Entertainment UK
- Formerly: Record Merchandisers Ltd
- Type: Private
- Industry: Retail supply and distribution
- Predecessor: EMI Music Publishing
- Founded: 1966; 60 years ago (as Record Merchandisers Ltd)
- Founder: EMI Music Publishing
- Defunct: 2009; 17 years ago
- Fate: Dissolved
- Successor: EMI Music Publishing 2 Entertain
- Headquarters: Middlesex, UK
- Area served: UK
- Key people: Mike Thomas, IT and Business Development Director, Graham Barnetson, Sales & Marketing Director, Paul Ludlam, Trading Director
- Products: Books Consoles DVDs Games Music
- Revenue: £1.22bn (2008)
- Net income: £12.3m (2008)
- Owner: Woolworths (United Kingdom) 2 Entertain Sony Music Publishing
- Number of employees: 375
- Parent: Woolworths Group 2 Entertain EMI Music Publishing
- Website: www.entuk.co.uk ^{[dead link]}

= Entertainment UK =

Defunct British retail supply and distribution company (1966-2009)

Entertainment UK Limited (EUK) was a retail supply and distribution company and a wholly owned subsidiary of Woolworths Group. The company, and Woolworths plc, entered administration with Deloitte on 26 November 2008. EUK claimed to have had a turnover in excess of £1.4 billion per annum, and over 160,000 lines of products.

== History ==
Entertainment UK was founded as Record Merchandisers Limited in 1966 by EMI Music Publishing to distribute music to non-specialist retailers. It later became a joint venture between a number of record companies. Woolworths became Entertainment UK's largest customer and in 1986 Record Merchandisers Limited was acquired by Kingfisher plc. In 1988, Record Merchandisers Limited changed its name to Entertainment UK (EUK).

EUK became the property of Woolworths Group after the demerger from parent company Kingfisher in 2001. In 2006, Woolworths Group acquired Total Home Entertainment Distribution Limited (THE) to form part of EUK division. In November 2007 EUK acquired Bertram Books, a major book wholesaler and distributor.

=== Administration ===
EUK was the most profitable arm of Woolworths Group and it was this portion of the business that the management hoped to retain when it attempted to divest itself of its retail arm and its liabilities. However, with the failure of the restructuring talks EUK went into administration with its parent company on the 28 November and immediately stopped deliveries. On 12 December 2008, 700 staff were made redundant. EUK continued to operate with a reduced workforce of 375. On 14 January 2009, Deloitte announced a further reduction of 134 employees across all 4 of EUK's remaining sites, and is continuing in its efforts to sell any remaining stock within the warehouses in order to service the debt.

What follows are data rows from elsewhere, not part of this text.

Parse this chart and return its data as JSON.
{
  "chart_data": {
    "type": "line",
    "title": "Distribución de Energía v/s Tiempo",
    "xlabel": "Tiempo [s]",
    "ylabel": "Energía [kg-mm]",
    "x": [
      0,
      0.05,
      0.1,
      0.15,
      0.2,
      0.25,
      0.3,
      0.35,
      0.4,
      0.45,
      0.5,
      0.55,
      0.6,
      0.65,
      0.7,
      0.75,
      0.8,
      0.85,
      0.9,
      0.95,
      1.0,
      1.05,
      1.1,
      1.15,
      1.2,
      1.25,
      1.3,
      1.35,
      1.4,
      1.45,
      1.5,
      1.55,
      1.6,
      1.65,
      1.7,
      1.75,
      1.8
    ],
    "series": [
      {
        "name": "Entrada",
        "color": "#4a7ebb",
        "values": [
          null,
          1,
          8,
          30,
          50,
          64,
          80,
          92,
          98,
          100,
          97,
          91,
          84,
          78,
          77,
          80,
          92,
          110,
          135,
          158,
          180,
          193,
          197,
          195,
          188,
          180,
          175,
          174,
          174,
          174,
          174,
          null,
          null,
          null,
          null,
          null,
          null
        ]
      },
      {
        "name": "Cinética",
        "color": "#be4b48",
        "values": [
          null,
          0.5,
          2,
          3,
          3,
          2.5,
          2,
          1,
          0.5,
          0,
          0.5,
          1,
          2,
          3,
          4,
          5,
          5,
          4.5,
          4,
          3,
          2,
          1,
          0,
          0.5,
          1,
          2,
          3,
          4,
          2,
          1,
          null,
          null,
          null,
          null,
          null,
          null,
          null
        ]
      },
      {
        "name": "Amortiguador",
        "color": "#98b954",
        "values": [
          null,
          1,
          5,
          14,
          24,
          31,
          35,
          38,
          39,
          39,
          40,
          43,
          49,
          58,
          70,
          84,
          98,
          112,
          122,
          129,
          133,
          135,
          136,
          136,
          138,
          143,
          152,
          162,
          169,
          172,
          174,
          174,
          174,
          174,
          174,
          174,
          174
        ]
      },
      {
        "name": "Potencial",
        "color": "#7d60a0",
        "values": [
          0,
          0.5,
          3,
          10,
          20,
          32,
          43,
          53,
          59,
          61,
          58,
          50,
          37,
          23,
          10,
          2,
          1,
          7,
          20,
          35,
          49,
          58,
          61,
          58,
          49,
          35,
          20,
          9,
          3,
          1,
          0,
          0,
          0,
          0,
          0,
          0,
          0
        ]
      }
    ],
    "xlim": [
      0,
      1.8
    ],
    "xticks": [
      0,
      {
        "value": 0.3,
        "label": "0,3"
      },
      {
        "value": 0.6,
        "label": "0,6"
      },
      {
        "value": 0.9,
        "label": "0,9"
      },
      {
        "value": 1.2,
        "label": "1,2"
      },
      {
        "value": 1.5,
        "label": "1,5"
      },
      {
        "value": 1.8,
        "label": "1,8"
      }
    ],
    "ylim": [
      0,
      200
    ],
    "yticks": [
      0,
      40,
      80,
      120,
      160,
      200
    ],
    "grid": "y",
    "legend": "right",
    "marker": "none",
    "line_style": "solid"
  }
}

Following a number of "active discussions" with prospective suitors of Bertram Books, the administrators announced the sale of the company to Smiths News.

On 13 March 2009, Gardners Books based in Eastbourne, East Sussex visited Entertainment UK's Greenford Auriol Drive site for talks about a possible purchase of the lease to the automated warehouse, and at one point it was believed that a deal totalling £1,500,000 was struck to purchase the lease.

The Entertainment UK business was eventually officially dissolved on 20 April 2015.

== Awards and acclaims ==
In 2005 and 2006, Entertainment UK was given 'The European Supply Chain Excellence' and 'The Global Retail Technology Forum' awards respectively in addition to the 'Best Retail Buying Team' at 2006 MCV Industry Excellence Awards.

== Operations ==
Entertainment UK supplied many major retailers and signed new partnerships with Zavvi (formerly Virgin Megastores) and Asda in 2007. Other notable customers included Morrisons, Sainsbury's, W H Smith, Tesco and the Borders entertainment back catalogue. It also ran two Amazon Marketplace stores on Amazon.co.uk; "market plus", run by the offshore subsidiary Entertainment Plus (Guernsey) Ltd, and "direct-offers", the UK based stock clearance arm of Entertainment UK.

As a consequence of EUK entering administration, Zavvi became unable to source stock on favourable terms from other supplies. It entered administration on 24 December 2008.